Le Canada interdit les loteries. Le Code criminel le prévoit, tout comme il prévoit aussi des exceptions. Les provinces peuvent créer, en toute légalité, des organismes qui opèrent des activités de loterie. Et les provinces peuvent réglementer les activités de loterie en respectant certains critères moraux : par exemple, l’activité doit avoir un caractère charitable ou religieux. Au Québec, nous avons Loto-Québec qui vend des billets de loterie et organise des concours, et qui retourne le produit des ventes à l’État. Aussi, des organismes peuvent obtenir des permis de loterie, permettant d’organiser des tirages et des concours afin de financer leurs activités, à condition que ces organismes soient à but non lucratif. Ces activités peuvent être une intéressante source de financement pour de nombreux projets.

Toutefois, depuis 2009, les coopératives ne se qualifient plus auprès de la Régie des alcools, des courses et des jeux comme organismes à but non lucratif.

C’est que la Régie considère depuis cette année-là que les coopératives sont incompatibles avec le statut d’organisme à but non lucratif. Pour le tribunal, seuls les organismes constitués en vertu de la partie 3 de la Loi sur les compagnies se qualifient à titre d’OBNL.

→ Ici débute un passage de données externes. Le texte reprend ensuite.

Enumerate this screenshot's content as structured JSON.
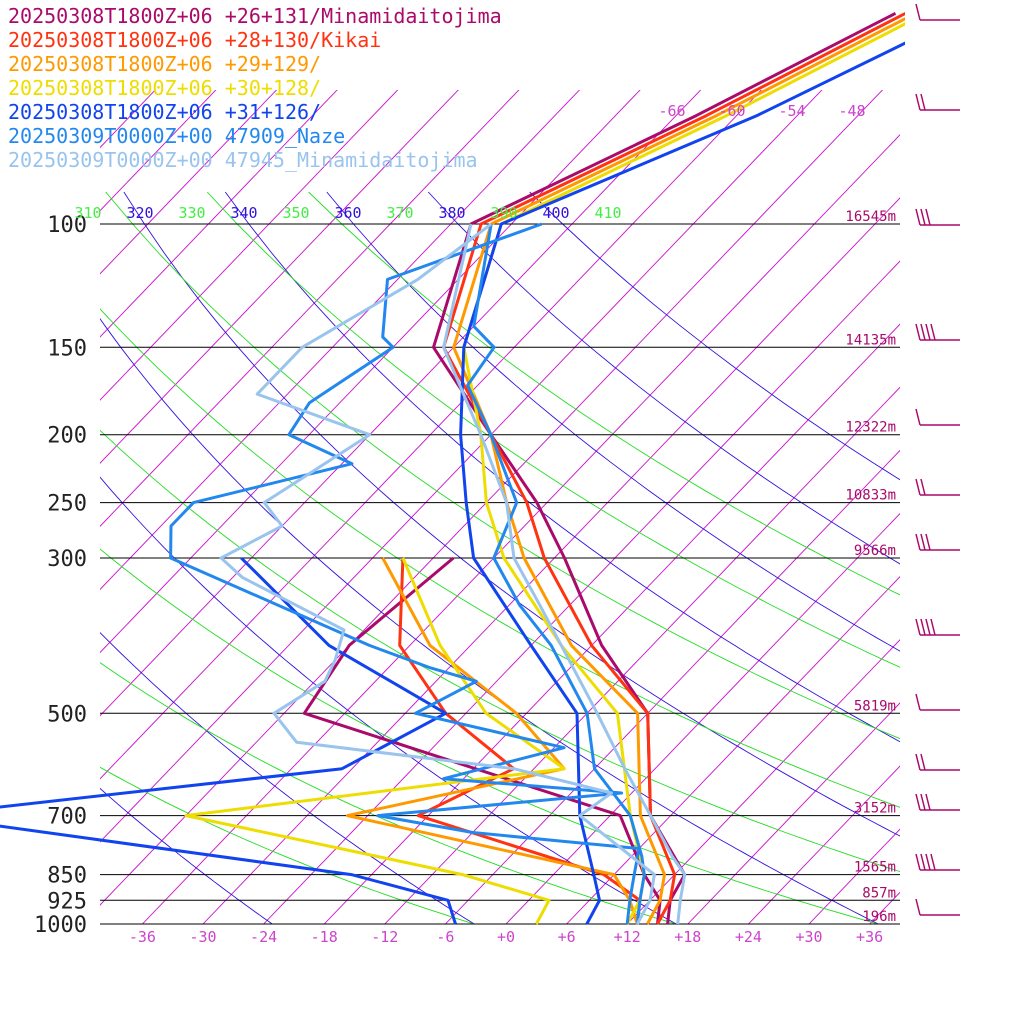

Les coopératives, quant à elles, et selon la Régie, existent dans le but de servir leurs membres et non l’ensemble de la communauté. Même si la coopérative renonce à la ristourne pour ses membres, même si elle renonce à un intérêt sur les parts privilégiées, la Régie disqualifie les coopératives à titre d’OBNL.

Et pourtant, ceux et celles qui œuvrent au sein des coopératives savent combien les projets qu’elles desservent dépassent toujours largement les limites de la coopérative elle-même.

Pourquoi les coopératives devraient-elles se qualifier à titre d’organisme à but non lucratif?

Pourquoi la Régie erre-t-elle en prétendant que les coopératives ne font que servir l’intérêt de leurs membres? Voici quelques raisons qui motiveraient un changement de cap jurisprudentiel devant le tribunal.

Premièrement, il y a le principe de la porte ouverte et de la libre adhésion à la coopérative. Inscrit dans la Loi sur les coopératives parmi les règles d’actions (art. 4, al.1 de la Loi), ce principe précise l’ouverture d’une coopérative sur le monde. Il n’y a pas de limite ou de contrainte relativement à l’adhésion de membres, sinon que la coopérative doit avoir les moyens d’offrir ses services à chaque nouvel adhérent.

Deuxièmement, parmi les règles d’action coopérative inscrites dans les principes coopératifs, il y a cette obligation de «soutenir le développement du milieu.» Il s’agit là d’une obligation morale et même légale qui décrit à merveille la motivation des porteurs de projets coopératifs : au-delà des membres, nous voulons venir en aide à l’ensemble de la communauté. Nous voulons venir en aide aussi aux autres coopératives. Encore ici, les frontières de la coopérative sont franchies.

Et troisièmement, la dévolution intercoopérative prévue en cas de liquidation d’une coop. Les membres ne peuvent se partager les biens de la coopérative; ceux-ci doivent être distribués à d’autres coopératives. Ce dernier exemple démontre bien combien le tribunal erre en prétendant que la coopérative ne sert que l’intérêt de ses membres.

Néanmoins, le refus d’attribuer le statut d’OBNL aux coopératives constitue actuellement le courant jurisprudentiel majoritaire à la Régie, privant de nombreuses coopératives de procéder à des activités de financement qui pourraient leur être d’une grande utilité pour lancer leurs opérations, ou encore les maintenir à flot. La contrainte juridique force même certaines coopératives à renoncer au statut de coopérative, de manière à préserver l’option des tirages pour financer leur mission.

L’adoption de la Loi cadre en économie sociale aurait pu mettre fin à cette discrimination contre les coopératives. Mais, pour l’instant, la situation est au beau fixe. C’est dire combien la tâche d’éducation au modèle coopératif demeure imposante, y compris parmi les instances judiciaires.